Medical Genetics Flashcards
Aneuploidy
A missing or extra chromosome. (Diagnosed via CMA or Karyotype)
Copy Number Variant
Gain or loss of several genes. AKA chromosomal deletions/duplications. (Diagnosed on CMA)
Point Mutation
A genetic variant (single gene mutation) that causes disease (pathogenic)
Benign Polymorphism
A genetic variant that does not cause disease (not pathogenic)
Single Nucleotide Polymorphisms (SNPs)
Variations from the reference genome at a single nucleotide. May occur in coding or non-coding regions. May or may not be pathogenic (usually isn’t).
Whole Genome Sequencing
Sequences the ENTIRE genome, including non-coding region. Detects Mendelian disease-causing variants.
Whole Exome Sequencing
Sequences only the coding region of the genome (1%). Can detect most point mutations.

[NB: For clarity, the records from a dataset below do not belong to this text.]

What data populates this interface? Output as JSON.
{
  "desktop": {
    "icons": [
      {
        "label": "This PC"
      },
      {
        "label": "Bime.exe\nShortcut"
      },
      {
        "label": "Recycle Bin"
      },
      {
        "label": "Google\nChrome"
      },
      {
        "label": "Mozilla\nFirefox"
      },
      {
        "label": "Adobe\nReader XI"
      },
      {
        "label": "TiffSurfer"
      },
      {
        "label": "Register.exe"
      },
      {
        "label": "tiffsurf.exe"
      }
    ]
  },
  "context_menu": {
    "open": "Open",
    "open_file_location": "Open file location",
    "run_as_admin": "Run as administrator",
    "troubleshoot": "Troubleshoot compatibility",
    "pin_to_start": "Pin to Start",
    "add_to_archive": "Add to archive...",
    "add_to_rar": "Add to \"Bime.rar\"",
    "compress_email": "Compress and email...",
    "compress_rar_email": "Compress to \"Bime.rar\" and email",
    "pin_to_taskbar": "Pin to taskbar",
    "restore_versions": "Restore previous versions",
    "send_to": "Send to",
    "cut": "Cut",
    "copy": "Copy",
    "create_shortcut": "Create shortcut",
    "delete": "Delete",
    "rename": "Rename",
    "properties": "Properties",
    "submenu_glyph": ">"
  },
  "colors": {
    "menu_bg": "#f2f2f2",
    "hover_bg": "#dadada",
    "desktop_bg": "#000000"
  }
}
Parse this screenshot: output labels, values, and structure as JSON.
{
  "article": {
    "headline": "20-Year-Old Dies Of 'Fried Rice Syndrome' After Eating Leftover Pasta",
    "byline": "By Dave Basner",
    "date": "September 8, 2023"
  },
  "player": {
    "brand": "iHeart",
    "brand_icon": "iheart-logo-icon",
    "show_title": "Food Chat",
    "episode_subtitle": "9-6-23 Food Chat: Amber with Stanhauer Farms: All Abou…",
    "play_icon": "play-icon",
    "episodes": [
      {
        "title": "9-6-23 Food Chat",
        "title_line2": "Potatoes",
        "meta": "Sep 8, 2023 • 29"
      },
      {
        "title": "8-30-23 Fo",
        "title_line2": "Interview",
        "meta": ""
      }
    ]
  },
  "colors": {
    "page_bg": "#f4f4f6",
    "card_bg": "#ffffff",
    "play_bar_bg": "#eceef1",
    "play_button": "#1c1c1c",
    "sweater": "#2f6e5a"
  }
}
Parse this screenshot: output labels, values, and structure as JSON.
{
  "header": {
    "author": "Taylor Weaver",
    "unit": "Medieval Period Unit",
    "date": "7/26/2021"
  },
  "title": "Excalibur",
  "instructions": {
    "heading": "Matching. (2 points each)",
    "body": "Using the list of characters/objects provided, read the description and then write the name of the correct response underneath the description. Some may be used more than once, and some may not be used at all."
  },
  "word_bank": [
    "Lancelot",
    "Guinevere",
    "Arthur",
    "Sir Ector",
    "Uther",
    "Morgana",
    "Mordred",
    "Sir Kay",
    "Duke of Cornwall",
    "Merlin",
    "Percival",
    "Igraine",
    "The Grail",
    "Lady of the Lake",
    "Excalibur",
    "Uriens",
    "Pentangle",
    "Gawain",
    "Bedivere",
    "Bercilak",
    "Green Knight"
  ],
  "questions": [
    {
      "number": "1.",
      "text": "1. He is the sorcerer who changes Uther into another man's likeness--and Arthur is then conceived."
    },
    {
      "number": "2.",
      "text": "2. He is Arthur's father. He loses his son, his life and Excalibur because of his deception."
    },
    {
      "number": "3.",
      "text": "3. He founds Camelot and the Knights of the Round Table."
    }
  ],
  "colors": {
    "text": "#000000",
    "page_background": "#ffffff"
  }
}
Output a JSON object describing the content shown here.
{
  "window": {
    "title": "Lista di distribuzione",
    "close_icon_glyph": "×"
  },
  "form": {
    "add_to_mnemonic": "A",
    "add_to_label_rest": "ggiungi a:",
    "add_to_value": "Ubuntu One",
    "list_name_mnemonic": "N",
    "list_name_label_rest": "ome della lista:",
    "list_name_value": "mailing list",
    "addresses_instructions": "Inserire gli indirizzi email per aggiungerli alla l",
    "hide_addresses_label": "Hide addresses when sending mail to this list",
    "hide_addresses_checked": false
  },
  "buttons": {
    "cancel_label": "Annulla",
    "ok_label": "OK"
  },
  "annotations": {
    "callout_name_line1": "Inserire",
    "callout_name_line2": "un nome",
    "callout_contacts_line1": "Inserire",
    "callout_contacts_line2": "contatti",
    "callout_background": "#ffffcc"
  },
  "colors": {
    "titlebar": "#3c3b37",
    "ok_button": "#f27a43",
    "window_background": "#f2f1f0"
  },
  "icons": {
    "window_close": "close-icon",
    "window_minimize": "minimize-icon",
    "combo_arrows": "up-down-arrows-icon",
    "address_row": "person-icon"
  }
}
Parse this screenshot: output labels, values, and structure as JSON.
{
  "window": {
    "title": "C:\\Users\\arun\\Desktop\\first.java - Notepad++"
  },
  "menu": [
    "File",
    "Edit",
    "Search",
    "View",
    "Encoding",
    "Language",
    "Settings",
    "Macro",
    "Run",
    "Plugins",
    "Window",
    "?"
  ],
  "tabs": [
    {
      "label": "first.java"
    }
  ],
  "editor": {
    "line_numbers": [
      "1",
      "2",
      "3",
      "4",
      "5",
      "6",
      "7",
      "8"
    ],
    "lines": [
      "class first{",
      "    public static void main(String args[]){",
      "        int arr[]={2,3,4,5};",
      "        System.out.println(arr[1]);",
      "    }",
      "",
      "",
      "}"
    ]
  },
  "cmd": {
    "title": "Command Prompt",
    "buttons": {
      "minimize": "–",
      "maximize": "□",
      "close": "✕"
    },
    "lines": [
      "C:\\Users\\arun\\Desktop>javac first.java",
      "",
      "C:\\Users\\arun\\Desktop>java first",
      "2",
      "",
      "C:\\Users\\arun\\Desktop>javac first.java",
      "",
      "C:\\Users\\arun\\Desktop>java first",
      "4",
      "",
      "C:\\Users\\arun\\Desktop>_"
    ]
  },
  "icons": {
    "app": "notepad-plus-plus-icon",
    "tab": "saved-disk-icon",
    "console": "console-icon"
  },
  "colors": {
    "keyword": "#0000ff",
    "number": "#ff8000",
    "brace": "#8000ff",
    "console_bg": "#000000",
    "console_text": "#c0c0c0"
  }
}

Genome-Wide Association Studies (GWAS)
Research test used to “tease out” contribution of small genetic factors in multifactorial disease. Looks at SNPs across the whole genome. NOT used for polygenetic disease
Multifactorial Disease vs Polygenetic Disease
Multiple SNPs AND the environment cause disease vs ONLY multiple SNPs cause disease
Can Multifactorial or Polygenetic diseases be detected with genetic testing?
NO
What do Karyotypes/Complete Microarrays (CMAs) test for?
Chromosomal disorders/ Aneuploidy
What does DNA sequencing (with del/dup analysis) test for?
SNPs
What does a Next Generation DNA Sequencing Panel test for?
A phenotype caused by many genes (ie. Cardiomyopathy is caused by 80+ genes)
What does Whole Exome Sequencing test for?
Used to test phenotypes thought to be Mendelian, but no suspected singe gene OR for a limited differential of genes.
Epigenetics
The study of how genes are EXPRESSED.